BY GAREN YEGPARIAN
There’s a lot going on in the Republic of Armenia, the U.S., and across the world that impacts us as citizens.
We are buffeted by social, political, and economic winds that impact not just what we do, but even what we are inclined, or have an interest in, doing.
We are citizens, sometimes dual citizens, of the countries and localities we inhabit. We must, as engaged, caring, citizens follow and participate in the life of the country we inhabit. Yet nostalgia and human nature tug at our hearts and cause us to care about where we used to live/grew up. Add to that our concerns for Armenia (all of it), and things can get pretty complicated. Just to take my own example, having been born in Lebanon, raised in New Jersey, attended college in Philadelphia, worked in New York and New Jersey, and currently living in Burbank (Los Angeles basin) with friends/relatives in and interest/curiosity about all those places means I try to follow the politics and events in Lebanon (and, consequently Israel/Palestine/Syria), the NY/NJ/PA area, Burbank/LA and Sacramento, Washington, Turkey, and Armenia. It can be very dizzying.
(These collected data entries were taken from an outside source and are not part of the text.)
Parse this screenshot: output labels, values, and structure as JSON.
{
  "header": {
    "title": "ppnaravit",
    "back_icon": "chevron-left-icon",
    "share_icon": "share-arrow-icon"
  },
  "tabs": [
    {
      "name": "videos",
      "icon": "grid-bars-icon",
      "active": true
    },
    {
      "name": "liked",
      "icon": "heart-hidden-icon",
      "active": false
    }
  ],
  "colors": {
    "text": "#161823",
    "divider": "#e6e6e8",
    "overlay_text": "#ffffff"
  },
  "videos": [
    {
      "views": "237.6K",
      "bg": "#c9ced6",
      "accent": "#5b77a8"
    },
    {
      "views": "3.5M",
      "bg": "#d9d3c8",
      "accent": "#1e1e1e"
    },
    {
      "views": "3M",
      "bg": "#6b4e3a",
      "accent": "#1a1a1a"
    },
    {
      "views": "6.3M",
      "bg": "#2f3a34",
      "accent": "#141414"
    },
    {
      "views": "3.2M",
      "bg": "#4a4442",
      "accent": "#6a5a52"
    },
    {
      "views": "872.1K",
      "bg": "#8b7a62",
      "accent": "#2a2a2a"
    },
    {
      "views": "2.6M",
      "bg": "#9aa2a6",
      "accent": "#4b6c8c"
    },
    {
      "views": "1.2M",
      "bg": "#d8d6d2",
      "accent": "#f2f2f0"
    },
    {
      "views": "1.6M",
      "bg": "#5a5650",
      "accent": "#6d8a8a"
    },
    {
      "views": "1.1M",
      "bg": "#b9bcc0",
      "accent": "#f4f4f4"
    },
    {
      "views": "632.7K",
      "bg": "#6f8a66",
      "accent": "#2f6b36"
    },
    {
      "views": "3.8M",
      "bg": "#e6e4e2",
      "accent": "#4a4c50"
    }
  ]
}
Then, we have the efforts of some to DISengage citizens. In recent years, these efforts have often taken the form of voter disenfranchisement laws masquerading as “ID laws.” More generally, there is the grind of work-a-day life which can become so energy-draining and time-consuming that civic involvement can’t help but fall by the wayside. This is because, as U.S. Senator Bernie Sanders has observed:
“The truth of the matter is that the media, large corporations, the people who control politically our country today do not want you to participate. They want a low turnout of primarily upper-middle-class people, they want big money to dominate the political process. Their nightmare is that young people, lower-income people, working people jump into the process. They do not want that.”
We have a similar dynamic going on in the Republic of Armenia as well. The emigration from Yerevan to… wherever, is at frightening levels, yet the current administration takes no real steps to stop it. Why? It suits the interests of the powers that be in the country. Emigration serves as a pressure relief valve, just as it has for centuries, millennia even. That’s why barbarians attacked Rome, Turks arrived in our homeland, Eastern Europeans raced to the U.S. around the turn of the previous century, and Mexicans cross the U.S. border illegally—it takes economic and policy pressure off incompetent governments or is a consequence of environmental/economic degradation. In our homeland’s case, with people desperate for work, they leave, which allows the corrupt, oligarchic, kleptocratic system to perpetuate itself, further disenfranchising, disgusting, and disengaging citizens.
Then we have large and super-large corporations who have become almost impervious to law or public pressure, going about their business, regardless of the civic, environmental, and human costs of their activities. This too takes its toll on our polity and citizenry. Fortunately, there are some bright spots where the “triple bottom line,” or the three E’s (economics, environment, equity), is replacing the traditional, dollars-only, bottom line. This change is occurring thanks to the efforts of engaged, caring people— citizens in the truest sense of the word.
That’s what we all must do. Be citizens, good ones. Get involved, stay engaged, and stand up for what’s right. It’s the only way our lives will improve. I’ll see you at the next ___________.